This is a voltage cliff shutdown, not a dead cell. Under load, the Ni-MH cell voltage dropped below the device's hardware cutoff while the fuel gauge still showed charge remaining. Put the phone on charge for at least 30 minutes before attempting to power on — the cell needs to recover above the BMS re-enable threshold. If it charges and powers on normally, run one full discharge-charge cycle to let the fuel gauge recalibrate against the new cell.
The battery percentage jumps around erratically — reads 60%, then jumps to 80%, then drops to 40% within minutes.
The fuel gauge IC is still calibrated to the old cell's discharge curve and is misreading the new Ni-MH cell's actual voltage behaviour. Erratic percentage jumps are the IC trying to reconcile measured voltage against an outdated reference. Run one complete discharge — use the phone until it shuts off automatically — then charge uninterrupted to 100% without removing the charger. That single full cycle gives the coulomb counter a clean reference point and the percentage readout stabilises.
The phone feels warm near the battery compartment during the first few charges — is something wrong?

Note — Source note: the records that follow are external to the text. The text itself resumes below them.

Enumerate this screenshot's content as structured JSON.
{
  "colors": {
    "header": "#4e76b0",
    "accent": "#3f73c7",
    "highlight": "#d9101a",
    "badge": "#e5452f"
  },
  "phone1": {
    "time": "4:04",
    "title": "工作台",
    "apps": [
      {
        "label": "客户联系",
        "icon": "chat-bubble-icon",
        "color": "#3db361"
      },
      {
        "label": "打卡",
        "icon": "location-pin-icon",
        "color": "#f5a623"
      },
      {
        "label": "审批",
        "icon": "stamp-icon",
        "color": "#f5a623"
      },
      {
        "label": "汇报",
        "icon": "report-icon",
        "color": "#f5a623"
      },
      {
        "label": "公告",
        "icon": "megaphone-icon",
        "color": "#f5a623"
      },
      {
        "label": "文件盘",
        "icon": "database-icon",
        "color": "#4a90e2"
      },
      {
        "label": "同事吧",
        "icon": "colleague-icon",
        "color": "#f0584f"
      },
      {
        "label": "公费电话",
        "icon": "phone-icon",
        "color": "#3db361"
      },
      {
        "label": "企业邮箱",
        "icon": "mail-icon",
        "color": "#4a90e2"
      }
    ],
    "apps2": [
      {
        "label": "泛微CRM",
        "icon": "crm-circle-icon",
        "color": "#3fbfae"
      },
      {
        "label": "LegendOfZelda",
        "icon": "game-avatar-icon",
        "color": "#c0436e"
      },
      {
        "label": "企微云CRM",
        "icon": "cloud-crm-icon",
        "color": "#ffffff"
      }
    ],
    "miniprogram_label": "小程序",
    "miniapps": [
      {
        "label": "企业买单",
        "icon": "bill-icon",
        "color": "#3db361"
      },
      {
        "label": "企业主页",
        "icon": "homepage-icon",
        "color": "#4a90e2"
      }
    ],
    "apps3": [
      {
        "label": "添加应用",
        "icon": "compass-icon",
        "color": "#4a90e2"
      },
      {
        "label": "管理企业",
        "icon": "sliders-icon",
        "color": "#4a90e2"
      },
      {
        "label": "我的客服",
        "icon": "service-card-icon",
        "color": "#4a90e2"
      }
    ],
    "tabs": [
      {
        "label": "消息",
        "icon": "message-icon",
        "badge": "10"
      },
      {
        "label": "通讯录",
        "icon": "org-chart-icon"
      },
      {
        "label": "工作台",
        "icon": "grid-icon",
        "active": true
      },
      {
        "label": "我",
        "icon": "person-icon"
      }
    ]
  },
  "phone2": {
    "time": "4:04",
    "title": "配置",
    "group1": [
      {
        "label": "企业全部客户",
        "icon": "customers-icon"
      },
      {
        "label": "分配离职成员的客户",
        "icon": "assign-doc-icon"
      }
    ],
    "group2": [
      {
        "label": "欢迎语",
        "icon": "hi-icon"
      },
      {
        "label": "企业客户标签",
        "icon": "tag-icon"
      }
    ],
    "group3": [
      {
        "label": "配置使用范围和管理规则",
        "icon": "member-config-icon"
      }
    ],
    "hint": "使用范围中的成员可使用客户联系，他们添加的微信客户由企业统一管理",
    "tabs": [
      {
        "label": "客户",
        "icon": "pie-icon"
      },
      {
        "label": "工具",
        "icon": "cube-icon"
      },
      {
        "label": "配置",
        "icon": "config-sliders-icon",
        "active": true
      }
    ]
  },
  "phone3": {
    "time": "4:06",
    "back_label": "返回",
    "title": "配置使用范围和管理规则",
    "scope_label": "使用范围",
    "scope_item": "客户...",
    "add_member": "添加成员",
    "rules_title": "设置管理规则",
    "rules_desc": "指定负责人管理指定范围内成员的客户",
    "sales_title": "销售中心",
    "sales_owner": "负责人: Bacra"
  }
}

This is normal on the first one to two charge cycles with a new Ni-MH cell. A fresh cell starts with higher internal impedance than a conditioned one, and the charge IC pushes current into that resistance, generating more heat than usual. Temperature should return to normal after two to three full cycles as the cell conditions. If the phone stays warm after the third full charge cycle, check that the charge IC is not stuck in a fast-charge mode — drop it to standard charge rate and measure again.